Ähnlich äußerte sich Clemens Prokop, Präsident des Deutschen Leichtathletik-Verbandes (DLV). "Sollten wir damit gemeint sein, dann muss der DLV solche Vorwürfe entschieden zurückweisen", sagte der Jurist. "Der DLV ist einer der entschiedensten Vorreiter im Anti-Doping-Kampf", versicherte Prokop. "Wir haben in den 90er Jahren in spektakulären Prozessen die wirtschaftliche Existenz des DLV riskiert, um Dopingverstöße zu sanktionieren."

Prokop nannte als Beispiele die Millionen-Schadenersatzklage von Katrin Krabbe in einem jahrelangen Rechtsstreit sowie die Fälle Dieter Baumann und Uta Pippig. Als einziger Verband, ergänzte, Prokop, habe der DLV Strafanzeige gegen einen Trainer - Thomas Springstein - wegen Dopings gestellt und später Akteneinsicht durch eine Dienstaufsichtsbeschwerde erzwungen.

DFB-Mediziner fürchtet "Generalverdacht"

Der internistische Mannschaftsarzt der deutschen Fußball-Nationalelf befürchtet durch den Doping-Skandal im Radsport negative Auswirkungen für seinen Berufsstand, aber auch für andere Sportarten. Tim Meyer wehrt sich deshalb nach den Geständnissen einiger Radstars und Ärzte vehement gegen einen "Generalverdacht". Allerdings sei schon jetzt "der Schaden, der angerichtet wurde, sehr groß".

"Was da im Moment in der öffentlichen Darstellung passiert, ist sehr undifferenziert. Da werden alle über einen Kamm geschoren, egal ob Sportmediziner oder Sportler. Aber ich sage ganz klar: Die im Radsport offensichtlich gewordenen Praktiken sind gewiss nicht auf den gesamten deutschen Spitzensport zu verallgemeinern", sagte Meyer vor den EM-Qualifikationsspielen der DFB-Auswahl gegen San Marino und die Slowakei.

Löw sieht keine Hinweise

Der 39-Jährige ist sich sicher, dass Doping im deutschen Fußball keine Rolle spielt. "Ich bin zwar nicht so naiv, um zu sagen, dass Doping im Fußball überhaupt keinen Sinn machen würde. Um beispielsweise die Schnelligkeit oder die Ausdauer zu steigern, wäre das schon denkbar. Aber die leistungsbestimmenden Faktoren sind im Fußball im Gegensatz zum Radsport weitaus komplexer. Es gibt aus meiner Sicht derzeit keine Verdachtsmomente für ein systematisches Doping im deutschen Fußball", erklärte Meyer.

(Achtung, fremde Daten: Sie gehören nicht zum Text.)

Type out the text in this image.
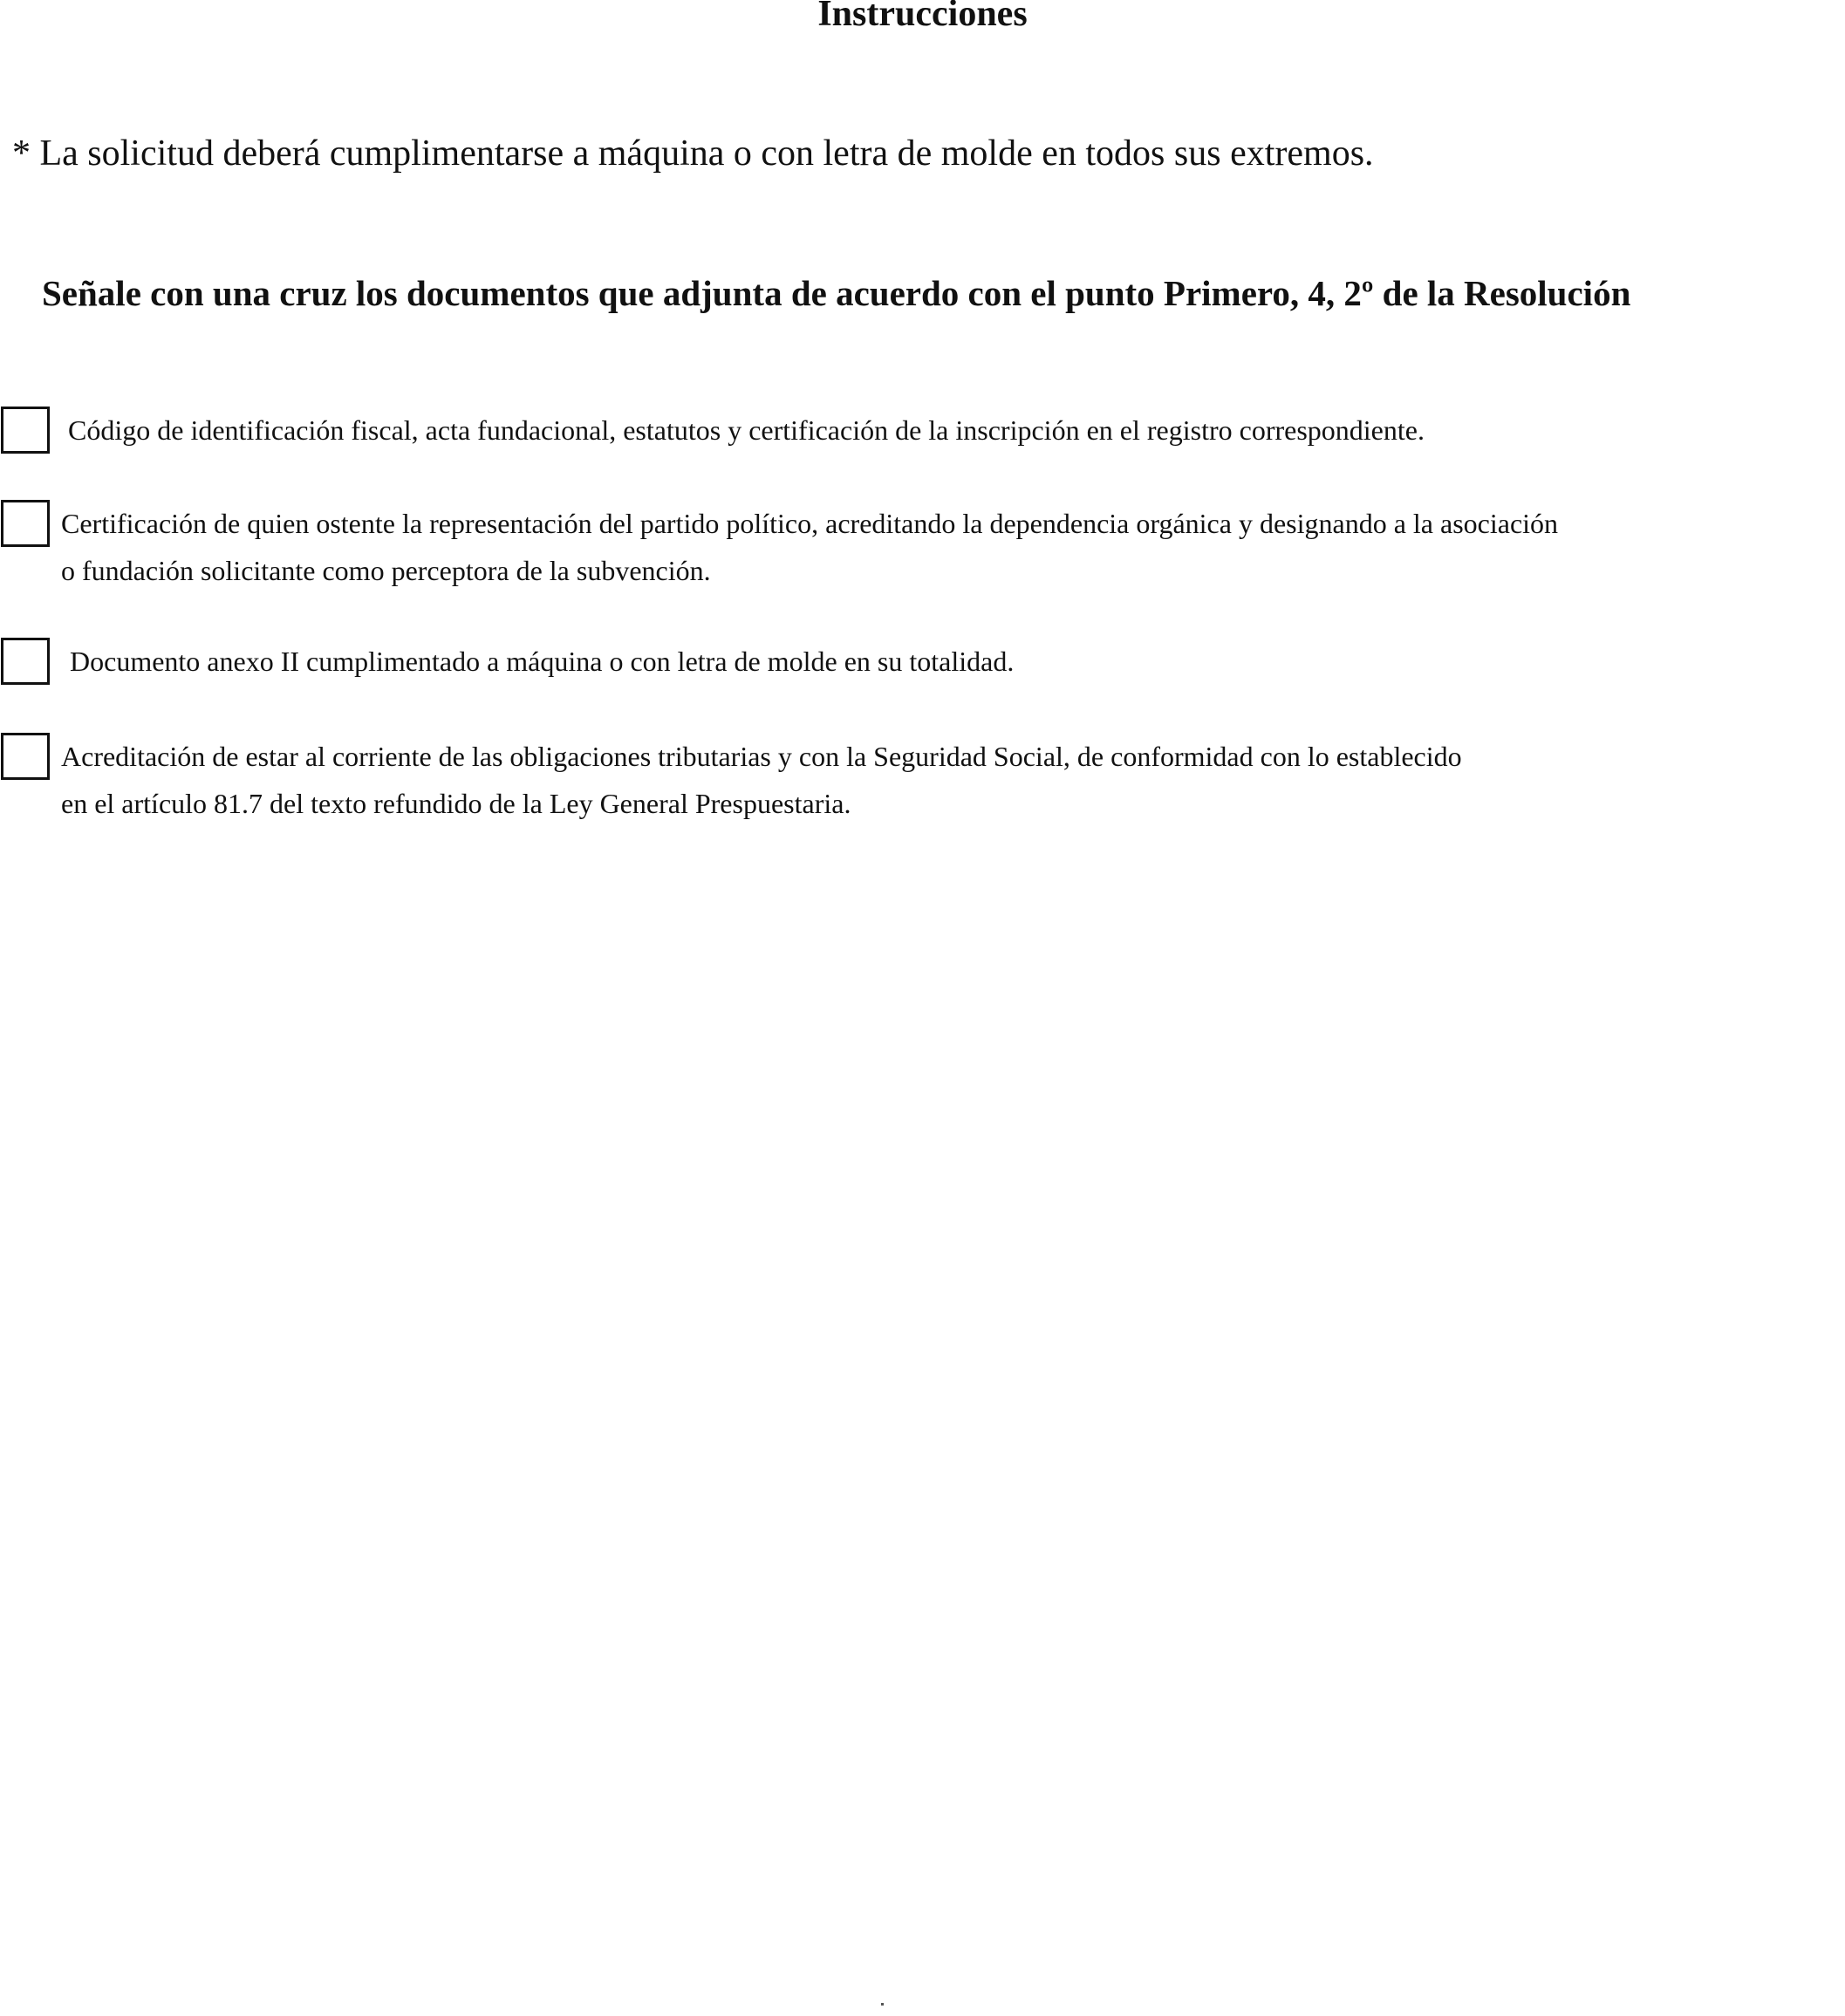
Instrucciones
* La solicitud deberá cumplimentarse a máquina o con letra de molde en todos sus extremos.
Señale con una cruz los documentos que adjunta de acuerdo con el punto Primero, 4, 2º de la Resolución
Código de identificación fiscal, acta fundacional, estatutos y certificación de la inscripción en el registro correspondiente.
Certificación de quien ostente la representación del partido político, acreditando la dependencia orgánica y designando a la asociación
o fundación solicitante como perceptora de la subvención.
Documento anexo II cumplimentado a máquina o con letra de molde en su totalidad.
Acreditación de estar al corriente de las obligaciones tributarias y con la Seguridad Social, de conformidad con lo establecido
en el artículo 81.7 del texto refundido de la Ley General Prespuestaria.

Auch Bundestrainer Joachim Löw kann sich systematisches Doping im Fußball nur schwer vorstellen: "Wir haben sehr strenge Kontrollen. Nach meinen Erfahrungen spielt das keine Rolle." Der Deutsche Fußball-Bund (DFB) würde die Problematik dennoch nicht ignorieren, vielmehr würde man verstärkt Aufklärungsarbeit betreiben. Über 800 Kontrollen führt der DFB pro Saison durch.